Nessuno scrittore ha saputo descrivere con maggior acutezza psicologica ed introspezione il duello tra due persone, il Narratore e Albertine, che si vogliono bene ma che si autodistruggono in un vortice di domande e di risposte, di dubbi e di bugie, di interrogativi e di estenuanti perché. Come ha fatto notare un biografo di Marcel Proust, Jean-Yves Tadié, è un fatto eccezionale che in un libro edito tra gli anni '10 e gli anni '20 del Novecento si scriva tanto di omosessualità sia al maschile (il barone di Charlus, Robert De Saint-Loup), sia al femminile.
Forse i personaggi gay di Marcel Proust non sono "edificanti" ma, grazie a dio, sono umani, capaci di sbagliare, con qualità e difetti e quindi letterariamente eccellenti.

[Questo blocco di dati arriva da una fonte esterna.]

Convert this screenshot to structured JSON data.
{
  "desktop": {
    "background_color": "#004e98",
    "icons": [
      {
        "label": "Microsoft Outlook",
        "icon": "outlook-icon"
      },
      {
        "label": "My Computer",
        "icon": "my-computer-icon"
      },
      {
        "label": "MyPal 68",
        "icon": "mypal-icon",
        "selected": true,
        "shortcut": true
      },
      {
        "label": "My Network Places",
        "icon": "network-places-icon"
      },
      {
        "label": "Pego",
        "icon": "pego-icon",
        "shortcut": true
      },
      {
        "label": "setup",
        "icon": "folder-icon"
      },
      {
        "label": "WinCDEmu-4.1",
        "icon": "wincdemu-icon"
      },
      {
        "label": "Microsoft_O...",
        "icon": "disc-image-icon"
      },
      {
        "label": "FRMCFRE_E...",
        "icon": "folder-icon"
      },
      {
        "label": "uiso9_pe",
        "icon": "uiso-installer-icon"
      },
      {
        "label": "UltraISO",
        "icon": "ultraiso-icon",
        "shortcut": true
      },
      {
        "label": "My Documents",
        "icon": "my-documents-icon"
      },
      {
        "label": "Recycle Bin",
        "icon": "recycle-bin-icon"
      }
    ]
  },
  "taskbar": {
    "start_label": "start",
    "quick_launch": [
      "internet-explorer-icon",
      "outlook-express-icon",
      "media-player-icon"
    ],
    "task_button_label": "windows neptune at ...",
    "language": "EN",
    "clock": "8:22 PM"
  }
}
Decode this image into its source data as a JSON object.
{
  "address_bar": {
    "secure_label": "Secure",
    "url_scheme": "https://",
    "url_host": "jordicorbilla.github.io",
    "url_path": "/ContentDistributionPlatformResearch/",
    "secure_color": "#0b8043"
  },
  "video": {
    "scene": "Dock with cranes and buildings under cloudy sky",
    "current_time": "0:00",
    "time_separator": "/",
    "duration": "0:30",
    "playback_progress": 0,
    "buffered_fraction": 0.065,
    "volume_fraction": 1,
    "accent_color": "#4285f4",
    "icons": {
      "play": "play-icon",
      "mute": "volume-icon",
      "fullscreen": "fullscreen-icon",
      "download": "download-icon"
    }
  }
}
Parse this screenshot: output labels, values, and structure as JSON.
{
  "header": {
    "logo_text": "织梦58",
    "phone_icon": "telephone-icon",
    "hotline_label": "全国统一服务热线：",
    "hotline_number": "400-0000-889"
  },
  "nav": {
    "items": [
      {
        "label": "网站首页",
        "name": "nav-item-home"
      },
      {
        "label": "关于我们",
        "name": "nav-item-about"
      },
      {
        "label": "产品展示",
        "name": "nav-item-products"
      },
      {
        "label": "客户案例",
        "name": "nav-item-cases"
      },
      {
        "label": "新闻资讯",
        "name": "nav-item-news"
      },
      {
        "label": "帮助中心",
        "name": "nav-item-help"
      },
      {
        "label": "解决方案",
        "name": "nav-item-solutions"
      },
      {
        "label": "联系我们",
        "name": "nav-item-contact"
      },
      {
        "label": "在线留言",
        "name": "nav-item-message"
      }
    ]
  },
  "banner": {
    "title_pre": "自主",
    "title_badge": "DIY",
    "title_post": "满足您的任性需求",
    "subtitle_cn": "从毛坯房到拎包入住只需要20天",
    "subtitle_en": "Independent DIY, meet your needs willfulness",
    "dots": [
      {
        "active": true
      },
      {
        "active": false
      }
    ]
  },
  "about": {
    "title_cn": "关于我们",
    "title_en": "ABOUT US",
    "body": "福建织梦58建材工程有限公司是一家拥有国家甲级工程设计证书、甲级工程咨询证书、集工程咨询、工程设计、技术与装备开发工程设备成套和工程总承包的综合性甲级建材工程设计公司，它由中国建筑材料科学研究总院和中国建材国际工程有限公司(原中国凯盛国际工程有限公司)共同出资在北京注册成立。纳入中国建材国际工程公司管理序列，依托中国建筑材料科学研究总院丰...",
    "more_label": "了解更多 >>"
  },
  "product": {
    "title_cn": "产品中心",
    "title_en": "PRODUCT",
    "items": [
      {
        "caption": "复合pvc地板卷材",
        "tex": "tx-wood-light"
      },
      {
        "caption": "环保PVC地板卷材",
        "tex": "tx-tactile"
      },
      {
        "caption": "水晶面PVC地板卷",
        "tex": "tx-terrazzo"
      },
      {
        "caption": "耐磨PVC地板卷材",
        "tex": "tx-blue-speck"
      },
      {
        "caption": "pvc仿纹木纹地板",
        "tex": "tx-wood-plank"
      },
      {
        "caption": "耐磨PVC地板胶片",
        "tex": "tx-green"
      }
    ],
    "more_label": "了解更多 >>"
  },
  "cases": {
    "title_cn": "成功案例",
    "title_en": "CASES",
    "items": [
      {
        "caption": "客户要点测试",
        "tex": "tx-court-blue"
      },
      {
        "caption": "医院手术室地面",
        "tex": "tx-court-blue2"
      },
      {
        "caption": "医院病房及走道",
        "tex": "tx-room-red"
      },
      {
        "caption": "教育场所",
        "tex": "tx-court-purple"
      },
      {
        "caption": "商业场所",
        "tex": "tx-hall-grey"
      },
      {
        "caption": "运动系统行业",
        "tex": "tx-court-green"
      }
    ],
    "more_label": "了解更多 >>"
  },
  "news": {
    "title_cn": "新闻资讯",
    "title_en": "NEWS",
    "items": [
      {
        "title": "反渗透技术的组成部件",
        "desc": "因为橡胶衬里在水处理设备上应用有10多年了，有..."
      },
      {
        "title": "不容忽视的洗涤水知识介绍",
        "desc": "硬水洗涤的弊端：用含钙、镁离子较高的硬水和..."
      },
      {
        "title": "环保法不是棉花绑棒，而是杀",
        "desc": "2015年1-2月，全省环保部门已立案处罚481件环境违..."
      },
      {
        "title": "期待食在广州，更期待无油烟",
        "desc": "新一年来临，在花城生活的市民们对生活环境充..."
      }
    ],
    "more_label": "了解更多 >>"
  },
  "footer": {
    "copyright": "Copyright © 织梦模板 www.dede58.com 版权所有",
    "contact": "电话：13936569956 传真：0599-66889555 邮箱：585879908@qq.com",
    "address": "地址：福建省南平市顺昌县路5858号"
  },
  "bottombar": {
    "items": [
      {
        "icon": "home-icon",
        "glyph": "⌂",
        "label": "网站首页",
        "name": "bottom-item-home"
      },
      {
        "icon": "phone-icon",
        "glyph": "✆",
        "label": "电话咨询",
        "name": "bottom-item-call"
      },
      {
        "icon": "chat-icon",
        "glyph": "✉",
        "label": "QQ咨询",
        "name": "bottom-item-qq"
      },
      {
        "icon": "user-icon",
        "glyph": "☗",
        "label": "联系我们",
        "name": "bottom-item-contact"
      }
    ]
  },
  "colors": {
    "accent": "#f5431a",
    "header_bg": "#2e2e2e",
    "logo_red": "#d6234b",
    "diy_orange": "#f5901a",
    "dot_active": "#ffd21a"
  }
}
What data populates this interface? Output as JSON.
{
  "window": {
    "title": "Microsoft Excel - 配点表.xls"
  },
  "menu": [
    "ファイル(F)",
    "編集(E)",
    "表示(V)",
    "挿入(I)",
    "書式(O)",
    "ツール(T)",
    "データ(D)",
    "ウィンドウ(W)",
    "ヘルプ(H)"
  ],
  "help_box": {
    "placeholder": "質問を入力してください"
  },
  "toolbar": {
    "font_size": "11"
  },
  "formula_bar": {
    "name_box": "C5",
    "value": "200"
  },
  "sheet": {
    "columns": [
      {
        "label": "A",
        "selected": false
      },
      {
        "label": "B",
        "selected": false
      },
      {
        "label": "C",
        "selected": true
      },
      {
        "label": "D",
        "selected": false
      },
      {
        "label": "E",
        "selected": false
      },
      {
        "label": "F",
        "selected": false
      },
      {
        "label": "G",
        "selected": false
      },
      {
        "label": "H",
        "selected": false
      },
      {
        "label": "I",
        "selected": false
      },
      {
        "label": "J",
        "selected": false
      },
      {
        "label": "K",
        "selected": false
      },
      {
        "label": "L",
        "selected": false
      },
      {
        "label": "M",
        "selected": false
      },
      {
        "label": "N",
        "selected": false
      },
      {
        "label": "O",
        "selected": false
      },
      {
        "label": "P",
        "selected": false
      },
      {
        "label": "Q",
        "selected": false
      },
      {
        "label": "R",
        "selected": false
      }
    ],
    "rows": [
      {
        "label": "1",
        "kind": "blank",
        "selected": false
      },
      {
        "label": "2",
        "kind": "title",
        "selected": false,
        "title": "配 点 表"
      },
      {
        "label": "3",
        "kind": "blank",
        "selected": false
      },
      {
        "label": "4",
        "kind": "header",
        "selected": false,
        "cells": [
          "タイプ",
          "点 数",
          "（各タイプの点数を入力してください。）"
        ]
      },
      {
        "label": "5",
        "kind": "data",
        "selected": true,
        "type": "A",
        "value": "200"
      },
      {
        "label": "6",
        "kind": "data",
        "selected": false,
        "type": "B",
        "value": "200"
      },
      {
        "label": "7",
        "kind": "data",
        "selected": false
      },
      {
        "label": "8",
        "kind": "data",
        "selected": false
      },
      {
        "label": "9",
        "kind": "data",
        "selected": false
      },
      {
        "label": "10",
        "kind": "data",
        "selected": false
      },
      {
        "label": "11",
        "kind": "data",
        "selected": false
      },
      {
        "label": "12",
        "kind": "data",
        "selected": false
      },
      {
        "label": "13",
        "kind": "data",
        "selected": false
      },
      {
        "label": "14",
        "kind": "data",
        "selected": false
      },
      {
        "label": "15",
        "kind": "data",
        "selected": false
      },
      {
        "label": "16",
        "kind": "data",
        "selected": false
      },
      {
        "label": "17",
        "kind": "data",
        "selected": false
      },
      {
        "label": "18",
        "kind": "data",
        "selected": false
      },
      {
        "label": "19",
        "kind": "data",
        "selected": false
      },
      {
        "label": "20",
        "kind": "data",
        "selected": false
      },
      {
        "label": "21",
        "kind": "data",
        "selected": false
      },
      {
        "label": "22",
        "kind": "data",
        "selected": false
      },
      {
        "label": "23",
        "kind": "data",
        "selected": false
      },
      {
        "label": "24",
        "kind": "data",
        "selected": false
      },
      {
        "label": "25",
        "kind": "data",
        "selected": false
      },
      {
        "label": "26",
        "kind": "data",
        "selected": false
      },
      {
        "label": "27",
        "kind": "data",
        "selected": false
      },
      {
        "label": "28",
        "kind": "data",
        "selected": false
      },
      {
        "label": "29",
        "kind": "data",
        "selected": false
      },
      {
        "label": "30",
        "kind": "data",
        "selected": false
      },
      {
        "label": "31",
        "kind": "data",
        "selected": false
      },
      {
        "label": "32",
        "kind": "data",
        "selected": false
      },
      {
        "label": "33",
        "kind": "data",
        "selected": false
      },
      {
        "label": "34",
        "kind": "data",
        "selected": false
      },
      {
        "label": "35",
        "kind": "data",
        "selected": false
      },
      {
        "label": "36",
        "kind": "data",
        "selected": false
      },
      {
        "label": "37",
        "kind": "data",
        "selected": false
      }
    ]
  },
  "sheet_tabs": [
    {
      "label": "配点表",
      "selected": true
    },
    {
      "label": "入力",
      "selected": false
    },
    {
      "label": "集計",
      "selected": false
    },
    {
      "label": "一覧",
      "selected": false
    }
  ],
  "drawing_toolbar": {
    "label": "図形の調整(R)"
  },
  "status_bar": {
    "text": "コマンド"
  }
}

Nella vita Marcel Proust non era il dandy che troppi credevano ma aveva una forte coscienza politica e sociale, si schierò dalla parte di Dreyfus quando scoppiò il famoso "affaire Dreyfus" che scosse e turbò la Francia degli ultimi anni dell'Ottocento. Dreyfus era un ufficiale ebreo che era stato ingiustamente accusato di essere una spia della Germania e che dopo alcuni anni venne riabilitato grazie alla mobilitazione di intellettuali come Emile Zola (che scrisse il celebre articolo J'accuse! a difesa di Dreyfus), Anatole France, Marcel Proust e molti altri.
Il caso Dreyfus era anche la lotta tra una società repubblicana e democratica e una militarista e reazionaria, antisemita ed inquietante preludio dei fascismi del Novecento.
Il caso Dreyfus si svolse nello stesso periodo del caso Wilde. Lo scrittore inglese accusato di omosessualità venne condannato e morì in povertà e sotto falso nome.
Anche il caso Wilde prelude in modo egualmente inquietante allo sterminio dei gay tedeschi durante la dittatura nazista e all'omofobia odierna.
Nel 1933 i nazisti bruciarono in alcuni roghi centinaia di libri, tra cui Alla Ricerca del tempo perduto.
Nel corso del tempo quest'opera che ha fatto rivivere un'epoca e che è un oceano sconfinato è diventata il simbolo di un talento insuperabile.
Marcel Proust, che era ateo, volle far rivivere nelle sue pagine "un mondo" che era stato il "suo mondo", la sua epoca, il suo destino. Volle operare contro il Tempo distruttore e restituire volti amati, frasi e sentimenti attraverso la scrittura.
Virginia Woolf l'aveva compreso subito e scrisse nei suoi Diari: "Proust riesce a combinare un'estrema sensibilità con un'estrema tenacia. Esplora e cattura quelle specie di sfumature di farfalla fino all'ultimo dettaglio. È resistente come una corda di violino ed evanescente come lo sfolgorio di una farfalla".